10. Unresolved Issues
The following issues filed on Anthropic’s Claude Code GitHub repository remain open without official response:
Security
- #24185: Claude Code reads .env files and hardcodes sensitive credentials into inline scripts
Behavioral
- #26761: Opus 4.6 repeatedly violates a 6-layer constraint system 3+ times per session
- #26193: All behavioral guidelines essentially inapplicable
Billing
- #24147: Cache read tokens consume 99.93% of usage quota
- #22435: Inconsistent quota accounting with legal liability analysis
Anthropic’s GitHub repository auto-closes issues after 60 days of inactivity. (Source: Hacker News discussion)

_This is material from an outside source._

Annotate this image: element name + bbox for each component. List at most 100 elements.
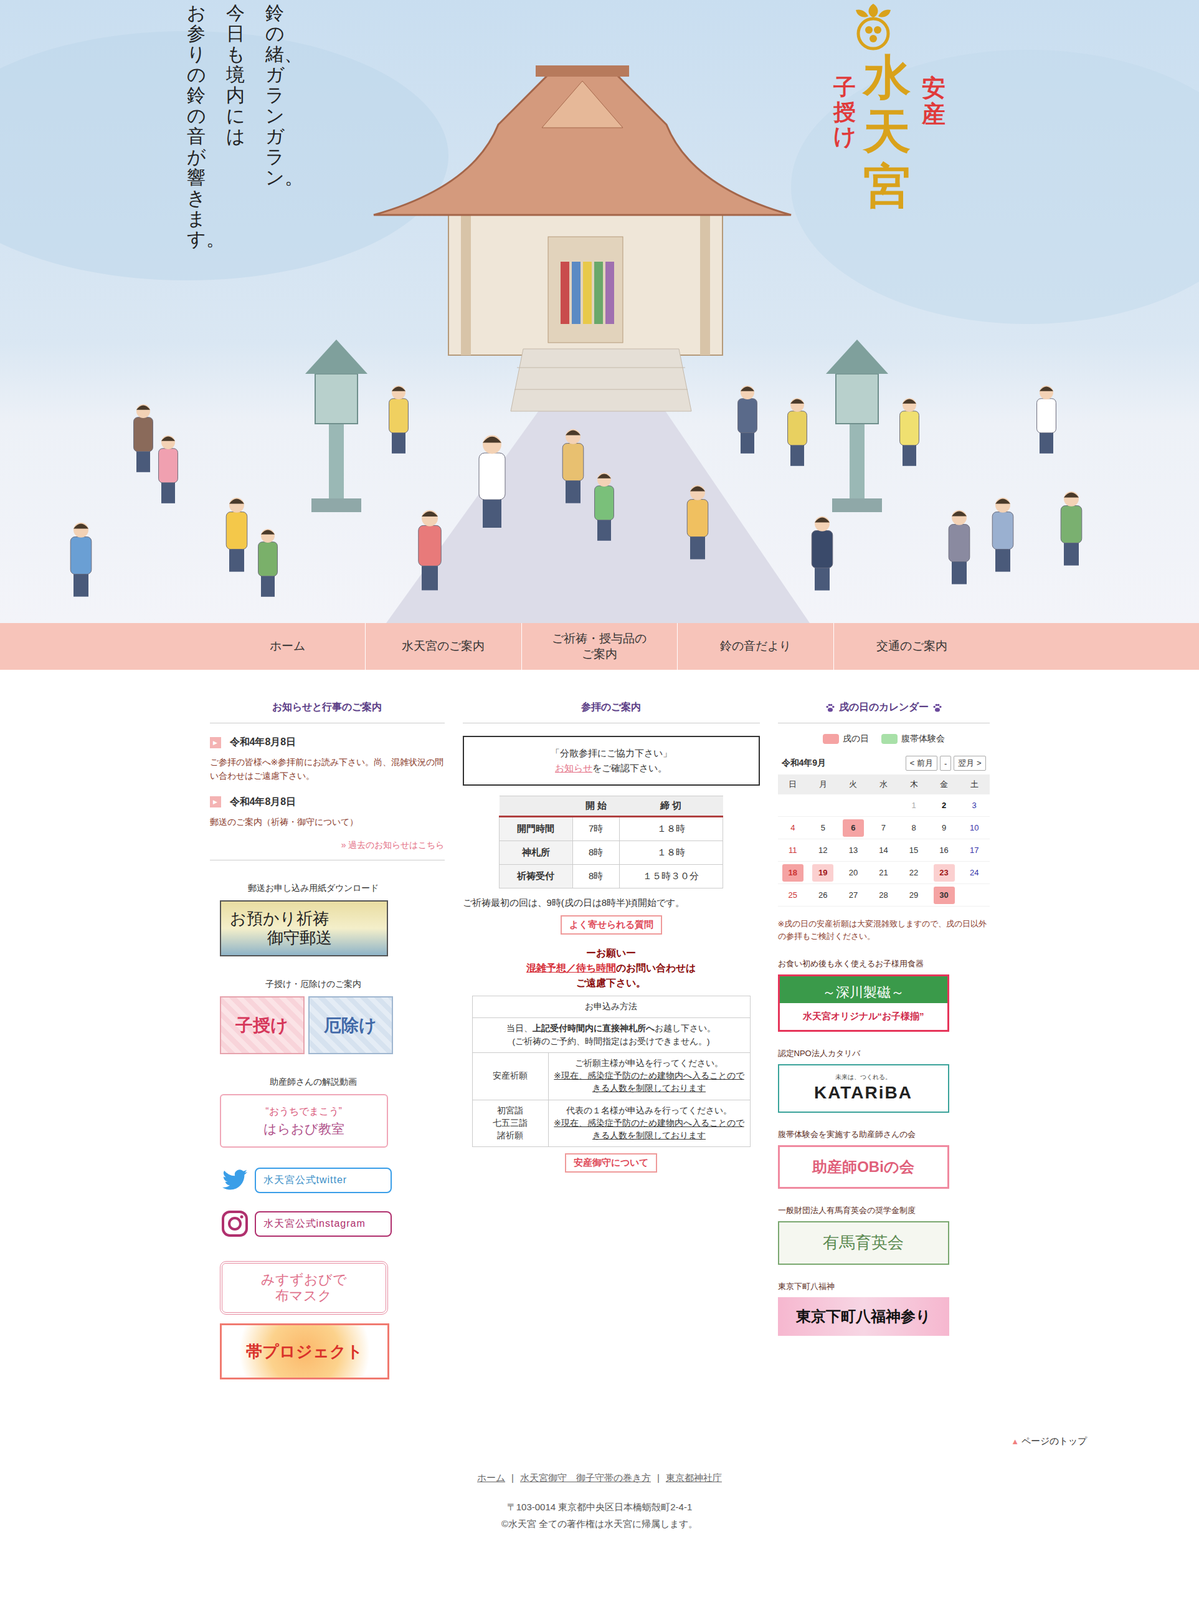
calendar-day[interactable]: 18 — [777, 861, 809, 884]
apply-row: 安産祈願ご祈願主様が申込を行ってください。※現在、感染症予防のため建物内へ入るこ… — [472, 1052, 750, 1100]
first-prayer-note: ご祈祷最初の回は、9時(戌の日は8時半)頃開始です。 — [462, 896, 760, 909]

11. Recommendations for Users
- Monitor your real costs. Install ccusage_go and compare API Cost vs Total Cost columns.
- Keep sessions short. End sessions every 1-2 hours. Fresh sessions have zero cache overhead and better instruction following.
- Minimize CLAUDE.md. Research shows it may not help and it increases cache costs per turn.
- Verify Claude’s claims. In long sessions, the model may report completed actions it did not perform.
- Understand your subscription. Anthropic does not disclose how cache tokens count against quota.
Methodology and Verification
All token usage data was extracted from local JSONL session logs stored in ~/.claude/projects/ using ccusage_go. The tool is open-source and independently verifiable.
Academic sources, GitHub issues, and official documentation are linked throughout. No proprietary data or non-public information was used in this analysis.
SteveLo is a full-stack systems engineer based in Taiwan with expertise spanning RF/SDR engineering, FPGA development, embedded systems (IoT/MCU), high-performance computing, and software architecture. He maintains ccusage_go on GitHub.